Like all good stories, this has both a happy ending and a sad ending. As I said, my company was not the small family job shop that I hired into just out of high school. They eventually kept looking for ways to get rid of me. Finally, they said that I appeared ” out of it” and sent me to take a drug test. I had not taken any narcotic medications for quite some time, and so felt quite comfortable with their test. I knew that it was just a fishing expedition, trying to get rid of me.
The writing on the wall
They called me back to come in the next day to personnel, and they told me that they were firing me due to me having alcohol in my system, and them having a no-tolerance policy. I asked them to show me the results, and they would not, they said that I needed to send them a letter requesting a copy.

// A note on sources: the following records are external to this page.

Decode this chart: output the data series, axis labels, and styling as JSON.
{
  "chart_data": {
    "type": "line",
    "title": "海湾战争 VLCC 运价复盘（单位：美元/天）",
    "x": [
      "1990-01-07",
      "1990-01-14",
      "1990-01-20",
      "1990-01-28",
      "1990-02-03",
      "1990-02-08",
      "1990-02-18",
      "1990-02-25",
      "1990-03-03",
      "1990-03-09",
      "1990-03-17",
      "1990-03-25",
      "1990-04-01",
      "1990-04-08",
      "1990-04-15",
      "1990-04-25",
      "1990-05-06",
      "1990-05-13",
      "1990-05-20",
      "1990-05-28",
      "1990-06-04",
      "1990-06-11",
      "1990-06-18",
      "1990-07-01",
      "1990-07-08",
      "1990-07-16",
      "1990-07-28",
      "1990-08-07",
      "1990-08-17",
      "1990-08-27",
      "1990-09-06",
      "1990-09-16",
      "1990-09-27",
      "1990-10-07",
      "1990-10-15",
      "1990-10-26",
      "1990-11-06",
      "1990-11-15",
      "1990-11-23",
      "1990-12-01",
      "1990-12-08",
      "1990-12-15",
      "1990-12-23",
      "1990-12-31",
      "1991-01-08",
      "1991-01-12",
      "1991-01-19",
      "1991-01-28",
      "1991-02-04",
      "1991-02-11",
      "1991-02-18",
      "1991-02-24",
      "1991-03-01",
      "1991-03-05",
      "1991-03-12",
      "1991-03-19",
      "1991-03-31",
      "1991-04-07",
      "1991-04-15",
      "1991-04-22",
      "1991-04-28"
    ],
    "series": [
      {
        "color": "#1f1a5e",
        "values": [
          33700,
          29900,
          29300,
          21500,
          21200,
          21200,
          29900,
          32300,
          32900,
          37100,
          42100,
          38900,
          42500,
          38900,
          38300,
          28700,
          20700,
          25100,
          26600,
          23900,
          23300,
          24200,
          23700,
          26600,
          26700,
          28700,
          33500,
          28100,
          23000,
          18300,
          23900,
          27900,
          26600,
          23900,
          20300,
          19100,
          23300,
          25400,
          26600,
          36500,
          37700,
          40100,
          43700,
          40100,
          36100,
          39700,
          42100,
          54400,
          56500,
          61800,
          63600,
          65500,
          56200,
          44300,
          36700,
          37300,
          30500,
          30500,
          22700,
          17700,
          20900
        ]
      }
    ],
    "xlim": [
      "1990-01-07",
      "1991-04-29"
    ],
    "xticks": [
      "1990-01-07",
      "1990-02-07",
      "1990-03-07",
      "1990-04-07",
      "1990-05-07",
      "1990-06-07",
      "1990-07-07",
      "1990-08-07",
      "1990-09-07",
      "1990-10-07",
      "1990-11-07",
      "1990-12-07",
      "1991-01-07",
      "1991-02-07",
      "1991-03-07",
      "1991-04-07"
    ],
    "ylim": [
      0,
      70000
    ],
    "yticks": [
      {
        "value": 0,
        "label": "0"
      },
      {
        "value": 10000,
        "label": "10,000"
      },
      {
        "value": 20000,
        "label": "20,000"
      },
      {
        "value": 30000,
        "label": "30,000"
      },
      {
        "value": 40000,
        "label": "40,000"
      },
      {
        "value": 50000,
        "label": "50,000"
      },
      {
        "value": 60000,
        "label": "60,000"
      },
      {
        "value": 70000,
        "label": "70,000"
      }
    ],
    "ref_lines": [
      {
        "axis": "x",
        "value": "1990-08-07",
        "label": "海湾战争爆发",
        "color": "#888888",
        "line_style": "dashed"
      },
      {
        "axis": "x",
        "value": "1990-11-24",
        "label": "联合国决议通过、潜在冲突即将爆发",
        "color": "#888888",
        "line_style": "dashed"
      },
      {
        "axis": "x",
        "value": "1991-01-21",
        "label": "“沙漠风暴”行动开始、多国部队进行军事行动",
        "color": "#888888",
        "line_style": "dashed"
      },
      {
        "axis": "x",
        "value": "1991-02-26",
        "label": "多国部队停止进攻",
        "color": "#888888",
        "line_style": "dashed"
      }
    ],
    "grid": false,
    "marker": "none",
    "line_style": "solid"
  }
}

I had been at the shop for 7 hours that day, I don’t drink, and they would not even give the state of Michigan proof of my having alcohol in my system. I would have sued them, but by that time, my migraines had gotten so bad, that I knew that even if I won, the handwriting was on the wall.
That is the bad part of the story. I tried several different other foundry jobs in the area, my work history of being at the same job for so long seemed to carry some weight. But the fact is, I could no longer work full time. I finally got a part-time job in a mobile home park, as a maintenance man, and filed for social security disability. I eventually prevailed after 3 years. I burned through a good share of my IRA, in order to be able to work part-time, but I did get back pay from my disability claim, and that made up a good deal of it.
So that is part of the good. The other part that is both good and bad is that my wife got breast cancer a few years ago, but because I was now medically retired, I was able to be here to help her, after so many years of her taking care of me. There are times that I was not feeling very well, but I was still able to drive her to appointments, sit with her and interpret doctors sometimes hard to understand terms, and just lend her moral support. She is now cancer-free, and our marriage of almost 28 years is stronger than ever.